Moore's exploration of an upright figure had begun over a decade earlier in 1947-48 with Three Standing Figures, carved in Darley Dale stone, now cited in Battersea Park, London. These are sentinels who scan the sky for the enemy danger, an attitude repeated in 1950 when Standing Figure, was commissioned to be positioned in Scotland across a lonely landscape over which the work kept watch for many decades. This was the last important work to be closely related in an earlier drawing from 1948, in which of the ten standing forms repeated across the page, one in the centre of the composition finds a representation in the finished monumental sculpture. These sentinel like forms continue through the early decade resulting in the Upright Motives series of 1955-56, which evoked for the sculptor `the aspect of a Crucifixion scene, as though framed against the sky above Golgotha' (ibid., p. 212).
In Standing Figure: Knife Edge, a few years later, the watchfulness of the earlier upright figures has been replaced by an attitude of triumphal victory and a dramatic magnificence. The figure is an abbreviated human form with a representation of a head, a diagonal shaft which denotes the midriff and heavy drapery to the lower half to form a base. Its commanding height and the dancing movement that is conveyed by the twist of the form has resulted in one of Moore's most successful compositions of this period. An early collector wrote to Moore to describe his admiration of the work when she had been positioned on his grounds, ‘She bursts upon the viewer as you drive in and drop down a small hill. She is revealed feet first coming up until she stands alone and magnificent against the evergreen tree background. She engenders [the feeling] of awe and wonder and excitement' (R. Berthoud, The Life of Henry Moore, London, 1987, p. 291).
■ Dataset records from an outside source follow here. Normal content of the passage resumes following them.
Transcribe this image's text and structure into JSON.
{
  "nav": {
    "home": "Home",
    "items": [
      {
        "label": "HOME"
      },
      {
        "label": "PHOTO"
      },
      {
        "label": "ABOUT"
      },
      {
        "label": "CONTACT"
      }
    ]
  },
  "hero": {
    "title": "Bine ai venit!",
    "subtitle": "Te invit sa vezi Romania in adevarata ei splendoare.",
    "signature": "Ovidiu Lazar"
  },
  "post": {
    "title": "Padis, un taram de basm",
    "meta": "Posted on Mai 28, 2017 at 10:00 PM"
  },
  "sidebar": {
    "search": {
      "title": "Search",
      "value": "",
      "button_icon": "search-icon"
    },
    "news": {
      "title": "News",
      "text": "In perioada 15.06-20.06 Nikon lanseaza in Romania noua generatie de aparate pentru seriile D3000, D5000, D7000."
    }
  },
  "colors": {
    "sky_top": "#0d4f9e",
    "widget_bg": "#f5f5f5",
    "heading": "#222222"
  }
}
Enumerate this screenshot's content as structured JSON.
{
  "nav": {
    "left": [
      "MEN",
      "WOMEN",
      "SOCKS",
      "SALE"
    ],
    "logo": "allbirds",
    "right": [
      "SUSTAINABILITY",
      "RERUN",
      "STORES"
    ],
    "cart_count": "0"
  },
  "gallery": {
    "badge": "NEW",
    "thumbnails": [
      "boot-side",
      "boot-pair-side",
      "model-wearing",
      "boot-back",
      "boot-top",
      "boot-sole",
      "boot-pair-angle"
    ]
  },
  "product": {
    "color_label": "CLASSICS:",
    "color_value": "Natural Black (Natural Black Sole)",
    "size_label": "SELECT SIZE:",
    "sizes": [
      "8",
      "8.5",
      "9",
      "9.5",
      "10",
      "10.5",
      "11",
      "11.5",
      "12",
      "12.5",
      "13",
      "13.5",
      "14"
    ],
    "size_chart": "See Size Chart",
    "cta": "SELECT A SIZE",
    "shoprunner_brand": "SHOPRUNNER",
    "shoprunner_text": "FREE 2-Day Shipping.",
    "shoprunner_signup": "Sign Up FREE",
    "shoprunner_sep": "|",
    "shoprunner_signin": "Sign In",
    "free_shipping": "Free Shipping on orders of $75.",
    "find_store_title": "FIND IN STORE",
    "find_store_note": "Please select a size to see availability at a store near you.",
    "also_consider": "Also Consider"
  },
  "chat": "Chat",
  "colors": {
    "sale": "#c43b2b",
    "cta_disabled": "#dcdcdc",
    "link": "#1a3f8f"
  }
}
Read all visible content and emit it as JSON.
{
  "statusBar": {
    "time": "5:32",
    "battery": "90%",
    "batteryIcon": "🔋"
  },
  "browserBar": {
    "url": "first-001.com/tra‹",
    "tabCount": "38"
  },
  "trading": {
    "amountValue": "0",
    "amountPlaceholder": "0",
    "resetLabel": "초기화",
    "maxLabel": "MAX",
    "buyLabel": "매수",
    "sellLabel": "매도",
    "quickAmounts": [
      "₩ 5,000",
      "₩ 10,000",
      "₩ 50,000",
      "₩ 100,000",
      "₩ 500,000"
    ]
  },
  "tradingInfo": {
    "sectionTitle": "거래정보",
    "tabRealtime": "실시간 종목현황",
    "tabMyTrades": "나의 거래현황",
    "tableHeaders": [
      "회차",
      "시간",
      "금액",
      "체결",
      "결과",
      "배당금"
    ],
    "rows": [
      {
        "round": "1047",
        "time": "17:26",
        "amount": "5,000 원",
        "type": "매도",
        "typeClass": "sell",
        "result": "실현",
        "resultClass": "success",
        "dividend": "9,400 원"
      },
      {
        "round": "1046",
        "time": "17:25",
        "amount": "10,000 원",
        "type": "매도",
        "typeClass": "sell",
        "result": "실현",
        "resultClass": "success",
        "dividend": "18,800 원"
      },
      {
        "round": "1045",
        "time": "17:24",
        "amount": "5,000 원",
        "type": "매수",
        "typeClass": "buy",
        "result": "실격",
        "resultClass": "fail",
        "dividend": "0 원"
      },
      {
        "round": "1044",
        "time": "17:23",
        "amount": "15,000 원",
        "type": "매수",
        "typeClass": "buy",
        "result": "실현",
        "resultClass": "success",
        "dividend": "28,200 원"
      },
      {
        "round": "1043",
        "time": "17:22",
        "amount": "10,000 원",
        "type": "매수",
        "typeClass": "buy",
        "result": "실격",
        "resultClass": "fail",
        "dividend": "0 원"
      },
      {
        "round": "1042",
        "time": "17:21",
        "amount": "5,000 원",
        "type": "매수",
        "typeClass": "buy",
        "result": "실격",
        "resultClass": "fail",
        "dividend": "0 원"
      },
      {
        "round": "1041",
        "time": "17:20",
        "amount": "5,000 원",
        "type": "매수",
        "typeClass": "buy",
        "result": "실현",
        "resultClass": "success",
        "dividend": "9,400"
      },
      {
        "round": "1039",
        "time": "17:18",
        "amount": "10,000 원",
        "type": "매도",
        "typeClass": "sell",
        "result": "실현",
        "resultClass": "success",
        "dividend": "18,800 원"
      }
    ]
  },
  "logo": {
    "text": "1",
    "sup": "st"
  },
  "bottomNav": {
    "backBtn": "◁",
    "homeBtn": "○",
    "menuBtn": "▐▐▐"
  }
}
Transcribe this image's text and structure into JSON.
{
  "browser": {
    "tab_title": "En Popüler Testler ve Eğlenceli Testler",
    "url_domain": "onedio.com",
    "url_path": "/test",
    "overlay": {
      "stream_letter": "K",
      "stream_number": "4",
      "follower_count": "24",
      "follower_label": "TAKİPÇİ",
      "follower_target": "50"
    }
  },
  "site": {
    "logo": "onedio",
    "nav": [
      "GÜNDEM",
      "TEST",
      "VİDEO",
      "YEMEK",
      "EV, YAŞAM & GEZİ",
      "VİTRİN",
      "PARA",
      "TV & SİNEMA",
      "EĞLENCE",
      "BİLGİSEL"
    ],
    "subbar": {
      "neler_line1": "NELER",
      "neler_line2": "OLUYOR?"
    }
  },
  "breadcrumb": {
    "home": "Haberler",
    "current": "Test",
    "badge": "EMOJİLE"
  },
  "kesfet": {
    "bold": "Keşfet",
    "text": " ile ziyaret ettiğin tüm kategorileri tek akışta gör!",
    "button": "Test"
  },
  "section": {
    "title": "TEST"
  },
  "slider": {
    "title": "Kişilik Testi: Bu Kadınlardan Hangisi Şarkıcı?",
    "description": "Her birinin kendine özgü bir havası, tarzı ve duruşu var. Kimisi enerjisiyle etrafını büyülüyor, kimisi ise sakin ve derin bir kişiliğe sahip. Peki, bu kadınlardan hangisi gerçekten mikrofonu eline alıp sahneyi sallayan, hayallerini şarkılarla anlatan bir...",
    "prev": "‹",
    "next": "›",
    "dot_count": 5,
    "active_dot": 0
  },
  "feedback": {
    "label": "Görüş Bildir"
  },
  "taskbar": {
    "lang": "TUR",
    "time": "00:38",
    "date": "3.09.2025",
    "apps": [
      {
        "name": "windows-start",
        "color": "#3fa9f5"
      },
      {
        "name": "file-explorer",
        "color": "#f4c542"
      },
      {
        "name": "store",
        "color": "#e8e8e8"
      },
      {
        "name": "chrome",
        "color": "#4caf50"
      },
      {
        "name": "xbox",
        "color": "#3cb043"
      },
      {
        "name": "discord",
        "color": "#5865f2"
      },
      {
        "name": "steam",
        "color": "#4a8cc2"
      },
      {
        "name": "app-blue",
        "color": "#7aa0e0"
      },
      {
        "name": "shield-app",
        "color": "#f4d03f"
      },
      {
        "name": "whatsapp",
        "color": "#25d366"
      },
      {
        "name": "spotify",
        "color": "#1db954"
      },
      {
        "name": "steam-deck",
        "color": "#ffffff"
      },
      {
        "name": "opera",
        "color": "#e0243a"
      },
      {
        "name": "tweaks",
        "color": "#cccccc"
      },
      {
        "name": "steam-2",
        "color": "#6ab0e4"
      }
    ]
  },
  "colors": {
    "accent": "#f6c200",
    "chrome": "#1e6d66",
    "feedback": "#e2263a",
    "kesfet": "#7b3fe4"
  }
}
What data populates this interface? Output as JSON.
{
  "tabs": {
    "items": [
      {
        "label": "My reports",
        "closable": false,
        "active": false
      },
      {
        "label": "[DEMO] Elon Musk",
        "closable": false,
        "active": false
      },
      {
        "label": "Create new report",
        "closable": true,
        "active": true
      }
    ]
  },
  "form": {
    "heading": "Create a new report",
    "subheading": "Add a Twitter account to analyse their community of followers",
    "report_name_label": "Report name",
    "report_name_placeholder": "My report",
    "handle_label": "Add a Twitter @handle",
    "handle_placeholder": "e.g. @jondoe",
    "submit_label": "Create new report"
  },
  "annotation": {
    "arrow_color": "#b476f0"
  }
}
Moore revisited this work in 1976 to create a third and larger version, Large Standing Figure: Knife Edge which stands at 3.6 metres, casts of which can be see in Norway, Henie Onstad Kunstsenter, Hovikodden; Japan, National Museum of Art, Osaka; and U.S.A., Little Rock, Askansas. The artist's cast of the second version, slightly smaller at 2.8 metres high, is displayed in the W.B. Yeats Memorial Garden at St Stephen's Green, Dublin, and other casts can be seen in U.S.A, One Maritime Plaza, San Francisco; and Germany, Botanischer Garten Grugapark, Essen.